Shrugging I said, “I don’t know … maybe. Or maybe He let it occur, let man suffer the consequences of our own arrogance. I’ve heard that the Outbreak virus wasn’t naturally occurring, that it had help becoming what it was. Are we supposed to sit around and blame the Creator for not saving us from ourselves? Sometimes I wondered why He didn’t let me die with my parents … until I figured out that I kept asking the wrong questions.”
“Yeah. I kept want to know why? Why this and why that? What right did He have to do to me what had been done? Then I realized, if He is indeed God … the Creator … it didn’t matter. He made me, He could unmake me if he wanted to and since He hadn’t unmade me by letting me die then there was something left He wanted from me. Even if all He wants is for me to struggle to survive day in and day out, to strive to be stronger because I struggle, then so be it. The rest I’ll figure out as I go along but I’m done asking the questions that I never really get the answer to I want. If you’re willing to kick back and let the Creator of All be what He is … some church people that used to come down and try to help the street rats used to call Him the Great I Am, the Alpha and the Omega … then you’re less likely to get in His way when He does help you and more likely to see it when it happens.”
“Like your clumsy elk.”
“Yeah, and all the other things that there really isn’t a good explanation for the timing of why it happened. Like you of all people showing up right when I was about to tumble down into a well and likely drown. Like the cat not escaping from the river while I did.
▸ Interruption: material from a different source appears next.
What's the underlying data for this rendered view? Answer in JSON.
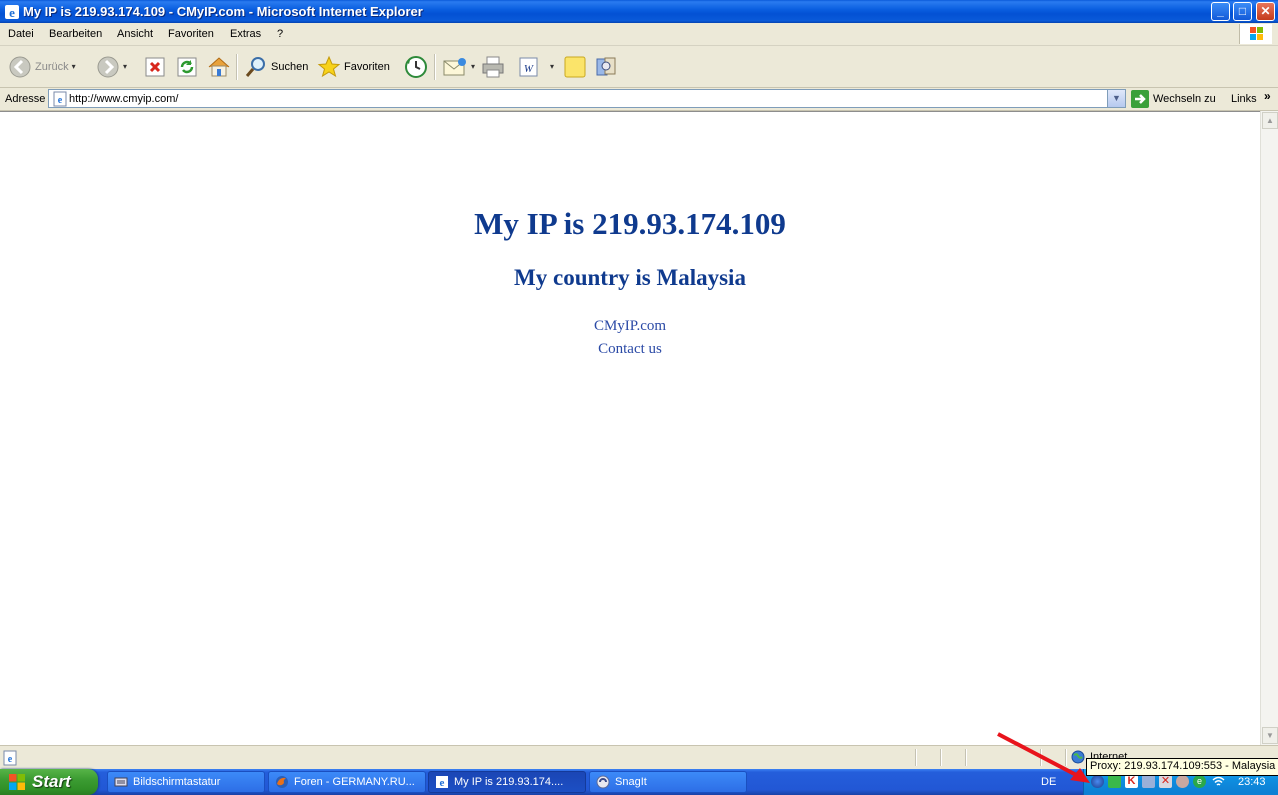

Like Asa and Rosie being there so I wouldn’t cut my ear off trying to get the chip out of me … Asa who just happens to be a genius techie mechie and who just happens to be tenderhearted enough - or crazy enough - that he would help a SEPH escapee when everyone knows the price you pay for that kind of interference with the state. If I’ve learned nothing else it is that timing is everything. Timing is what got me captured by SEPH in the first place.”
Carmine swallowed and took his courage in hand. “Yeah, about that …”
I sighed, “You really want me to share don’t you?”
A little hurt he said, “Not if it’s going to upset you.”
I leaned into his embrace to let him know I wasn’t being nasty on purpose. “Of course it is going to upset me Carmine. But it’s more than that. To understand how I feel about SEPH and my time there you’ll have to know about the rest of my life. I feel … naked … and … and vulnerable … and not in a good way … to have you know about how things were … and are … in my head.”
Enlightenment dawned. “You think by knowing about your life before I came into it that somehow that will mess up what we have now.”
He shook his head. “Wrong. Absolutely not gonna happen.” I gave him a look that told him to be realistic. “I’m not saying that it might not reveal a few things but I’d rather know so I can avoid making mistakes that might drive you away.”
I closed my eyes for a moment before telling him, “You are way more complicated and deep than I thought you’d be. Why aren’t you just a mangy ol’ cowboy like you try and pretend being.”
He gave me a goofy grin, “Ah ha … you just found out my secret power. I disarm people with stupidity and …”
I elbowed him and he stopped abruptly with a kind of woofing noise as the air left him. “The last thing you are Carmine is stupid so stop playing at it with me.”
He rubbed the spot my elbow had connected with and admitted, “OK, I was laying it on a little thick. I just want you to not be so … so scared of what I might think or say or do. If you can accept me for my connection to Kilbrian, don’t you think I can accept you for being a victim of him?”
“I’m not a victim of your father in law. I told you I only glimpsed him the once … that was definitely enough for him however.” I tried to hide the wicked grin the memory brought but he saw it.
Cautiously he asked, “Why do I have a feeling there is a story there?”